Dennoch halten die NATO-Staaten den geordneten Rückzug für die richtige Strategie. Auch US-Präsident und Gastgeber Barack Obama erklärte: "Wir sind dabei, 33.000 US-Soldaten bis zum Ende des Sommers abzuziehen." Es handelt sich um die Soldaten, die der Präsident 2010 zur Verstärkung nach Afghanistan geschickt hatte. 10.000 davon wurden bereits im letzten Jahr abgezogen. Derzeit sind rund 130.000 NATO-Soldaten in Afghanistan stationiert, rund 90.000 davon Amerikaner.

Finanzielle Zusagen

Statt der Truppen schicken die in Afghanistan engagierten Staaten dann Geld. Chicago war zwar keine Geberkonferenz – die folgt erst im Juli in Tokio - aber finanzielle Zusagen gab es dennoch. 1,3 Milliarden US-Dollar wollte man auf der Konferenz sammeln, Bundeskanzlerin Merkel erklärte, man habe dieses Ziel fast erreicht. Die Deutschen zeigten sich nicht kleinlich: 150 Millionen Euro sollen ab 2015 jährlich an Afghanistan fließen.

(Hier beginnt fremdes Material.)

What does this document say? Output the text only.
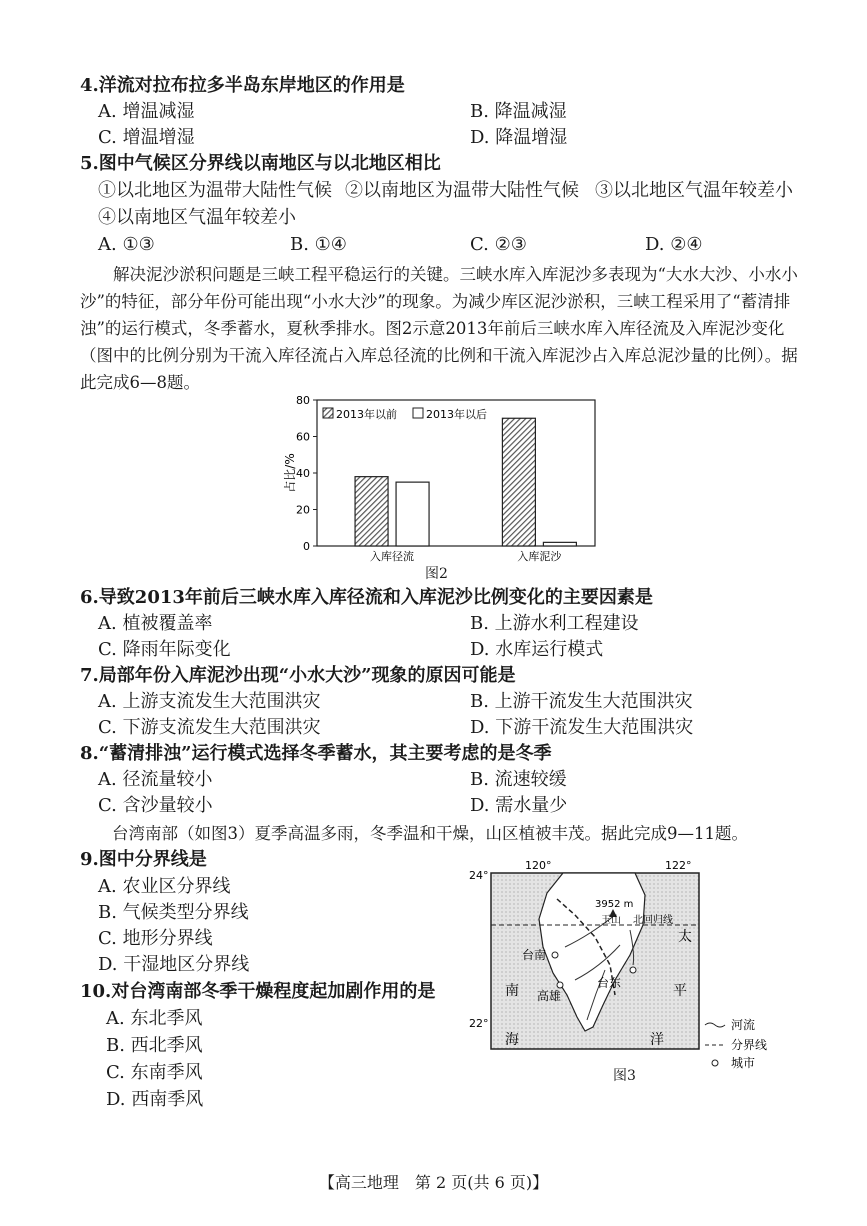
4.洋流对拉布拉多半岛东岸地区的作用是
A. 增温减湿	B. 降温减湿
C. 增温增湿	D. 降温增湿
5.图中气候区分界线以南地区与以北地区相比
①以北地区为温带大陆性气候 ②以南地区为温带大陆性气候 ③以北地区气温年较差小
④以南地区气温年较差小
A. ①③	B. ①④	C. ②③	D. ②④
解决泥沙淤积问题是三峡工程平稳运行的关键。三峡水库入库泥沙多表现为“大水大沙、小水小沙”的特征，部分年份可能出现“小水大沙”的现象。为减少库区泥沙淤积，三峡工程采用了“蓄清排浊”的运行模式，冬季蓄水，夏秋季排水。图2示意2013年前后三峡水库入库径流及入库泥沙变化（图中的比例分别为干流入库径流占入库总径流的比例和干流入库泥沙占入库总泥沙量的比例）。据此完成6—8题。
0
20
40
60
80
占比/%
入库径流	入库泥沙
2013年以前	2013年以后
图2
6.导致2013年前后三峡水库入库径流和入库泥沙比例变化的主要因素是
A. 植被覆盖率	B. 上游水利工程建设
C. 降雨年际变化	D. 水库运行模式
7.局部年份入库泥沙出现“小水大沙”现象的原因可能是
A. 上游支流发生大范围洪灾	B. 上游干流发生大范围洪灾
C. 下游支流发生大范围洪灾	D. 下游干流发生大范围洪灾
8.“蓄清排浊”运行模式选择冬季蓄水，其主要考虑的是冬季
A. 径流量较小	B. 流速较缓
C. 含沙量较小	D. 需水量少
台湾南部（如图3）夏季高温多雨，冬季温和干燥，山区植被丰茂。据此完成9—11题。
9.图中分界线是
A. 农业区分界线
B. 气候类型分界线
C. 地形分界线
D. 干湿地区分界线
10.对台湾南部冬季干燥程度起加剧作用的是
A. 东北季风
B. 西北季风
C. 东南季风
D. 西南季风
120°	122°
24°
22°
3952 m
玉山 北回归线
台南
高雄
台东
太
平
洋
南
海
河流
分界线
城市
图3
【高三地理　第 2 页(共 6 页)】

Die Regierungschefs der 28 Nato-Staaten stellen sich am Sonntag (20.05.2012) in Chicago, USA, beim Nato-Gipfel zum Familienfoto im Soldier Field-Stadion auf. Die Staats- und Regierungschefs der 28 Nato-Staaten wollen auf dem zweitägigen Gipfel in der nordamerikanischen Stadt am Michigansee über eine engere Zusammenarbeit bei größeren Rüstungsprojekten, über die Nato-Raketenabwehr und die Zukunft der taktischen Atomwaffen in Europa beraten . Foto: Peer Grimm dpa +++(c) dpa - Bildfunk+++
Bild: picture-alliance/dpa

So konnte die Bundeskanzlerin zumindest diesen Gipfel zufrieden verlassen. Einen Anteil daran, dass sie sich hier in Chicago ausführlich mit ihrem französischen Kollegen austauschen konnte, hatte auch die Sitzordnung der NATO: Es geht nach dem Alphabet. Und so kam Merkel – Germany – oft neben Hollande – France – zu sitzen. Ihr Fazit: "Es gibt die Kontinuität der guten Zusammenarbeit und das schließt unterschiedliche Positionen nicht aus." Sie blickte schon voraus auf die nächste Zusammenkunft: Den informellen EU-Gipfel am Mittwoch (23.05.) in Brüssel. Dort steht schon die nächste Auseinandersetzung mit dem Sozialisten Hollande an, der auch über Eurobonds sprechen will. Merkel lehnt gemeinsame europäische Staatsanleihen strikt ab: "Es gilt der Geist, vernünftige Lösungen zu finden. Und mit dem arbeite ich und ich habe das auch bei dem französischen Präsidenten so gespürt."